Ortega fosters community, supports first-gen students

· 4 min read

Ortega fosters community, supports first-gen students

Carlos Ortega smiles for a photo in a classroom on campus
Carlos Ortega smiles for a photo in a classroom on campus.

Editor’s Note — This is part of a weekly student conversation series highlighted as part of Hispanic Heritage Month on the University of Nebraska–Lincoln’s Medium page. The series will feature students who are making impacts on campus and beyond. This week, hear from Carlos Ortega, secondary education social sciences major from Lincoln, Nebraska, is taking advantage of opportunities on campus. He is supporting fellow first-gen students, fostering community and continuing his goal to positively impact as many people as possible.

Talk about your experience as a first-generation student.

My parents immigrated from Guatemala in the late ’90s. My dad did not go to college, and my mom’s education ended in elementary school, so I did not know much about college before actually attending it. The only information that I had directly available to me in high school was when college recruiters came to my school. Once here, it took me a while to adjust. I have three younger sisters and a mother who does not fluently speak English, so I was a huge help to her in high school. I knew coming to college that that help would be limited, and it took me a while to get used to. On the other hand, I know that my sisters see me as a role model and I want to make sure that I am a good example for them to follow.

You are part of the second cohort of the Teacher Scholars Academy. What has that experience been like?

Being in the second cohort of the Teacher Scholars Academy has been a great help in guiding me to a successful career, especially as a first-generation student of color. TSA has connected me to valuable resources and people, especially the TSA coordinator, Braden Foreman-Black. He has been part of the most impactful moments of my college experience, helping me through ups and downs, as well as connecting me to other campus faculty who see the best in me.

You were intentional about restarting the Future Teachers of Color. Talk about that and how it has changed your college experience.

Coming to campus, I knew that I wanted to join a recognized student organization that involved both my culture and career aspirations. When I got here, there was no RSO that fit all of my requirements, but I was connected to Dr. Amanda Morales, who told me that there was an inactive RSO called the Future Teachers of Color. When I looked into it, I got together with a couple of my friends and worked on writing a constitution and establishing it as an active RSO here on campus once more. Being on the executive board of FTOC, I strive to let any current or incoming students know that there are various social and academic aspects of the university designed to help you succeed in your career — all you have to do is reach out!

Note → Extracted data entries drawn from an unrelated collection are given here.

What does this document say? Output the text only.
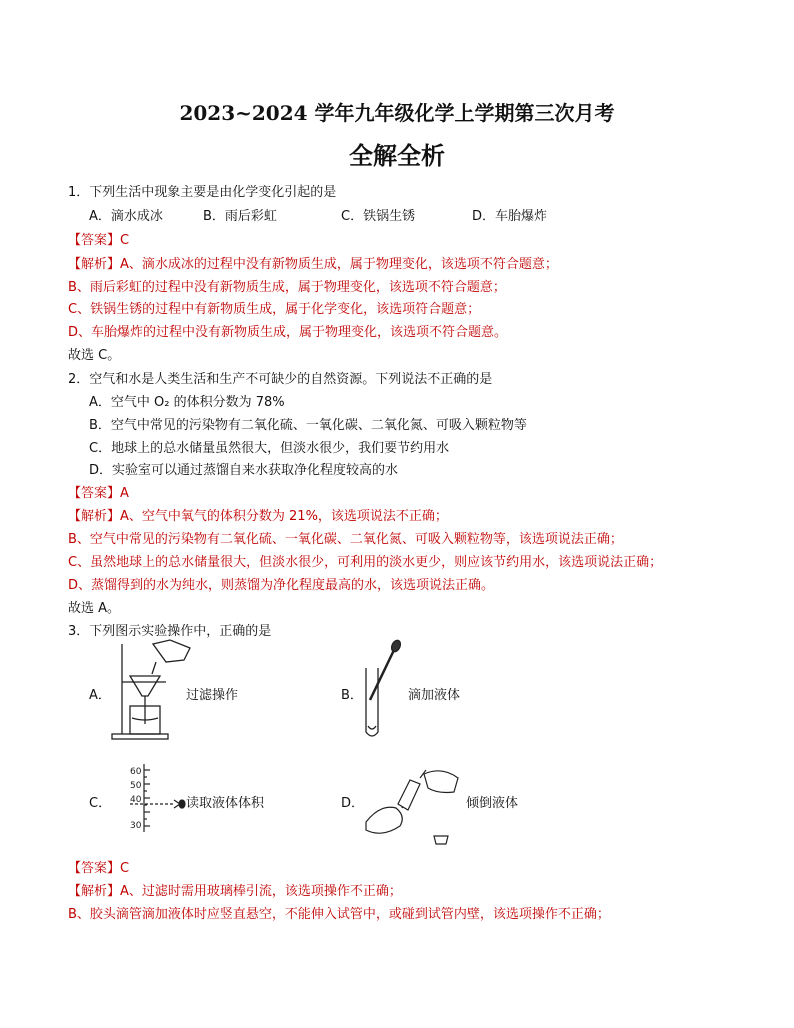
2023~2024 学年九年级化学上学期第三次月考
全解全析
1．下列生活中现象主要是由化学变化引起的是
A．滴水成冰	B．雨后彩虹	C．铁锅生锈	D．车胎爆炸
【答案】C
【解析】A、滴水成冰的过程中没有新物质生成，属于物理变化，该选项不符合题意；
B、雨后彩虹的过程中没有新物质生成，属于物理变化，该选项不符合题意；
C、铁锅生锈的过程中有新物质生成，属于化学变化，该选项符合题意；
D、车胎爆炸的过程中没有新物质生成，属于物理变化，该选项不符合题意。
故选 C。
2．空气和水是人类生活和生产不可缺少的自然资源。下列说法不正确的是
A．空气中 O₂ 的体积分数为 78%
B．空气中常见的污染物有二氧化硫、一氧化碳、二氧化氮、可吸入颗粒物等
C．地球上的总水储量虽然很大，但淡水很少，我们要节约用水
D．实验室可以通过蒸馏自来水获取净化程度较高的水
【答案】A
【解析】A、空气中氧气的体积分数为 21%，该选项说法不正确；
B、空气中常见的污染物有二氧化硫、一氧化碳、二氧化氮、可吸入颗粒物等，该选项说法正确；
C、虽然地球上的总水储量很大，但淡水很少，可利用的淡水更少，则应该节约用水，该选项说法正确；
D、蒸馏得到的水为纯水，则蒸馏为净化程度最高的水，该选项说法正确。
故选 A。
3．下列图示实验操作中，正确的是
A．	过滤操作	B．	滴加液体
C．
60
50
40
30
读取液体体积	D．	倾倒液体
【答案】C
【解析】A、过滤时需用玻璃棒引流，该选项操作不正确；
B、胶头滴管滴加液体时应竖直悬空，不能伸入试管中，或碰到试管内壁，该选项操作不正确；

You served as a New Student Enrollment leader this past summer. Why did you want to apply and what was your favorite part?

Ever since I was a little kid, I knew that I wanted to be a teacher and that I loved helping people. Being a Career Academy ambassador really set me up to love and enjoy being an orientation leader — that is why I applied! My favorite part of being an NSE leader was being able to also be a part of the Spanish program and give that accessibility to families that needed it, especially first-gen families like mine. I loved it so much that I am working with NSE in the 2022–2023 Spanish Language Specialist position.

Is there anything you hope to accomplish in your lifetime?

My whole goal in life is to help as many people as I can through as many outlets as possible. Those outlets are: becoming a teacher, making my own music, being an older brother and hopefully, paving the way for those who share the same intersectionalities as me. Many people have set me up for success, and now I want to be the one who sets other people up for success.

What or who inspires you?

I have two main channels of inspiration, my mom and music. Growing up and realizing all that my single parent sacrificed for me has really opened up my eyes to my own life and the fact that I am in control. Other than that, music helps me through every emotion I feel. I can listen to music, or make music if that is what is going to inspire me to keep moving forward.

What is your advice to other students looking to make an impact on campus?

The singular piece of advice that I have for any current or incoming students who want to make an impact on campus is to get involved. Getting involved branches you out and connects you to many different people on campus who can then help you make that impact that you seek — you just have to take the initiative.